After watching my model run numerous times, I noticed that every now and then a helicopter gets shot down. I realize that in real life this would be a catastrophic occurrence as was evidenced by the difficulties that Task Force Ranger had in Mogadishu in 1993. It would be interesting to see what would happen if a distributed force, dispersed all over the battle space, was forced on the defensive in an effort to respond to something like a downed helo. Would they be able to get enough troops on site fast enough?
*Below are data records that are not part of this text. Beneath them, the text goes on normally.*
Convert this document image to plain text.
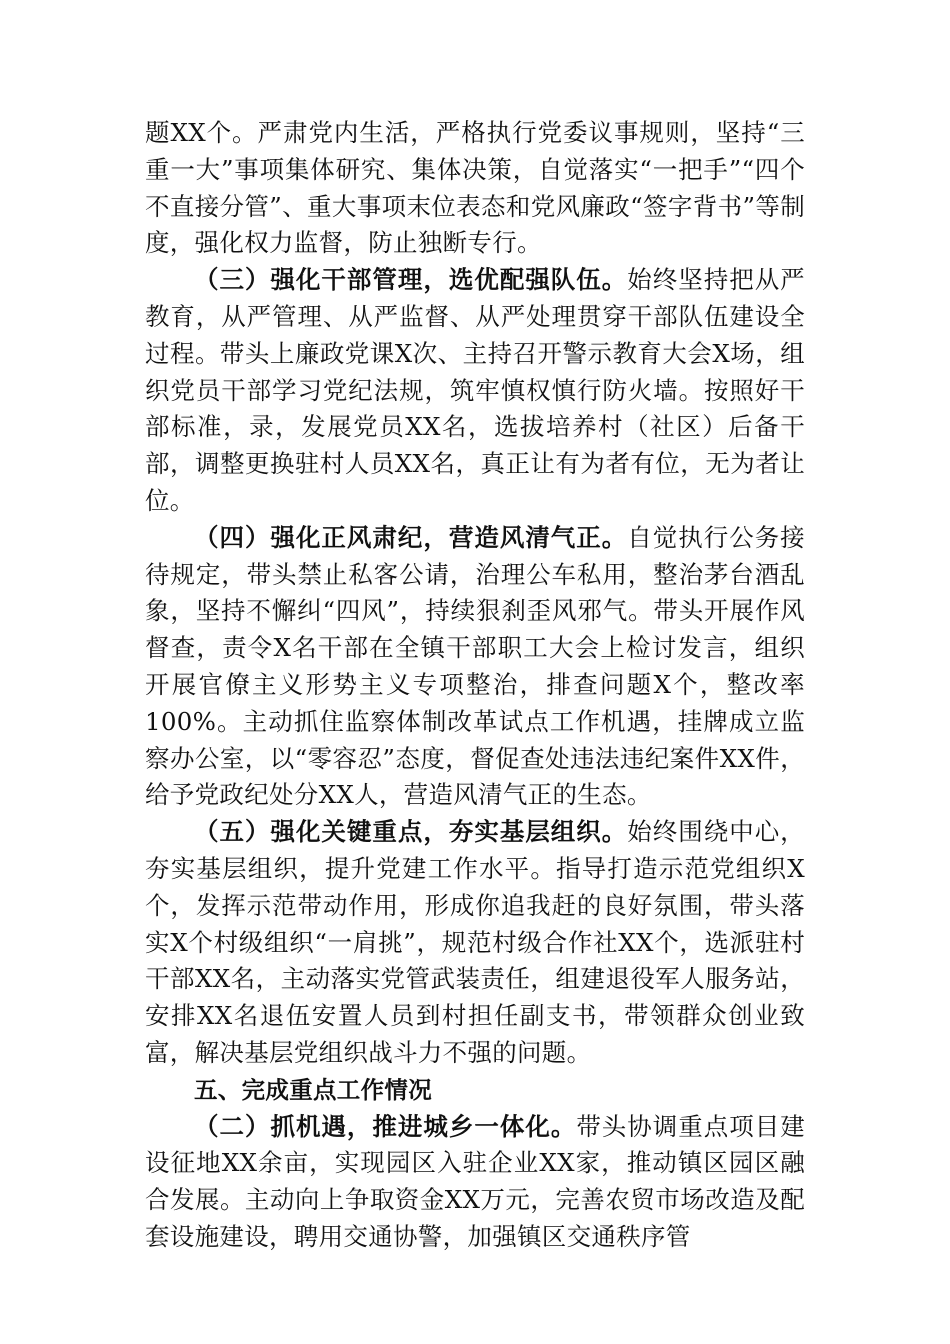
题XX个。严肃党内生活，严格执行党委议事规则，坚持“三重一大”事项集体研究、集体决策，自觉落实“一把手”“四个不直接分管”、重大事项末位表态和党风廉政“签字背书”等制度，强化权力监督，防止独断专行。

（三）强化干部管理，选优配强队伍。始终坚持把从严教育，从严管理、从严监督、从严处理贯穿干部队伍建设全过程。带头上廉政党课X次、主持召开警示教育大会X场，组织党员干部学习党纪法规，筑牢慎权慎行防火墙。按照好干部标准，录，发展党员XX名，选拔培养村（社区）后备干部，调整更换驻村人员XX名，真正让有为者有位，无为者让位。

（四）强化正风肃纪，营造风清气正。自觉执行公务接待规定，带头禁止私客公请，治理公车私用，整治茅台酒乱象，坚持不懈纠“四风”，持续狠刹歪风邪气。带头开展作风督查，责令X名干部在全镇干部职工大会上检讨发言，组织开展官僚主义形势主义专项整治，排查问题X个，整改率100%。主动抓住监察体制改革试点工作机遇，挂牌成立监察办公室，以“零容忍”态度，督促查处违法违纪案件XX件，给予党政纪处分XX人，营造风清气正的生态。

（五）强化关键重点，夯实基层组织。始终围绕中心，夯实基层组织，提升党建工作水平。指导打造示范党组织X个，发挥示范带动作用，形成你追我赶的良好氛围，带头落实X个村级组织“一肩挑”，规范村级合作社XX个，选派驻村干部XX名，主动落实党管武装责任，组建退役军人服务站，安排XX名退伍安置人员到村担任副支书，带领群众创业致富，解决基层党组织战斗力不强的问题。

五、完成重点工作情况

（二）抓机遇，推进城乡一体化。带头协调重点项目建设征地XX余亩，实现园区入驻企业XX家，推动镇区园区融合发展。主动向上争取资金XX万元，完善农贸市场改造及配套设施建设，聘用交通协警，加强镇区交通秩序管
Would the small size of distributed units be able to survive the magnetic effect that a downed helo or a stranded convoy has in an urban environment?

To go along with the previous concept, how effective would a totally distributed force be in a hostile urban environment period (disregarding the effects of a downed helo or a disabled convoy).

Conclusion

I believe that as we delve further into the study of Distributed Operations we will continue to raise more and more questions that need to be answered and create more and more scenarios and possibilities that need to be analyzed. I think we are still in the early stages of understanding the pros and cons of Distributed Operations, but what I have seen so far seems quite promising. Once the concept has been cleaned up and all of the kinks have been ironed out, I think we will find that Distributed Operations has far reaching advantages in terms of the way the Marines conduct operations.